Einiges vermisse ich nicht, seit ich nüchtern bin, nämlich: jenes entsetzliche Gefühl körperlichen Elends, einschließlich des schrecklichen Zitterns, des zerspringenden Kopfes, des peinigenden Schmerzes in Armen und Beinen, der verschwiemelten Augen, des revoltierenden Magens, der hängenden Schultern und weichen Knie, des stoppeligen Bartes und der gedunsenen Röte im ungewaschenen Gesicht. Oder meiner Ehehälfte beim Frühstück gegenüber zu sitzen, während ich auf meinen Teller starre. Oder mir ein möglichst stichhaltiges Alibi ausdenken zu müssen, und stur daran festzuhalten versuchen. Oder mein Portemonnaie aufzumachen und gähnende Leere darin zu entdecken.

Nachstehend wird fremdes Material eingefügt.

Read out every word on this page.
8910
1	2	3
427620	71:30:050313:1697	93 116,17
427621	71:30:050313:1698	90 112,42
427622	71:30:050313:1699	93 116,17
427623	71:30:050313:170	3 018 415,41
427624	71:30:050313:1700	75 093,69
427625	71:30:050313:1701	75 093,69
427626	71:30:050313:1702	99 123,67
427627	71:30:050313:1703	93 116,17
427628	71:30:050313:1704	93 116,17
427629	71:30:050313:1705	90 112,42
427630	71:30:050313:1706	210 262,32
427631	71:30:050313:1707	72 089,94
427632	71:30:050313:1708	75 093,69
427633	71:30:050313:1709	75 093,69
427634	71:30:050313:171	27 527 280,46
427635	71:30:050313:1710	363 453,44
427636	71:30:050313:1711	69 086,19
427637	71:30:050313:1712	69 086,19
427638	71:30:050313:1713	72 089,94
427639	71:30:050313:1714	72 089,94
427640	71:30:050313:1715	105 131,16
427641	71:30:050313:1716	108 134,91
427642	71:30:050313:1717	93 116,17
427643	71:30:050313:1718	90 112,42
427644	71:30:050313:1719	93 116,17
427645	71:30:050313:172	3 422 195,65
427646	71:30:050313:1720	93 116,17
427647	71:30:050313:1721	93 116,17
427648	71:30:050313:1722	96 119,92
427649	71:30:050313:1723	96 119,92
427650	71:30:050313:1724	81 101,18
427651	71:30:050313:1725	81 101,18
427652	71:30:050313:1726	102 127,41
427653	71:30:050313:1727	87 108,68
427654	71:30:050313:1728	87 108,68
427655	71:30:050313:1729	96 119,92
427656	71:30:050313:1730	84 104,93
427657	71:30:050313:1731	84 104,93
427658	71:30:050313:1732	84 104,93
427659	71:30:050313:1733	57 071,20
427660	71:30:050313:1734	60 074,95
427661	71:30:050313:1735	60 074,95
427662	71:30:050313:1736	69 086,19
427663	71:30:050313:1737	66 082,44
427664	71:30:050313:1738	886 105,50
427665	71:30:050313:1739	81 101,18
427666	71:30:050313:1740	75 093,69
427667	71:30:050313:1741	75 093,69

All das vermisse ich doch nicht, oder?

MEDITATION

Du trägst den göttlichen Funken von Geburt an in dir. Nur hat ihn das Leben, das du geführt hast, beinah erstickt. Diese himmlische Glut muss gehegt und angefacht werden, damit daraus langsam ein ernstes Begehren entbrenne, das rechte Leben zu führen. Und wenn du dich fortan darum bemühst, Gottes Willen zu tun, dann wächst du in der Tat allmählich in einen neuen Lebenswandel hinein. Der Weg deiner Wandlung von materiellen zu ideellen Zielen hin ist ein Weg unter göttlichem Geleit.

GEBET

Ich bete, dass ich das göttliche Feuer in mir sorgsam behüten und anfachen möge. Ich bitte, dass ich durch meine innere Wandlung allmählich aus dem alten in das neue Leben hineinwachse.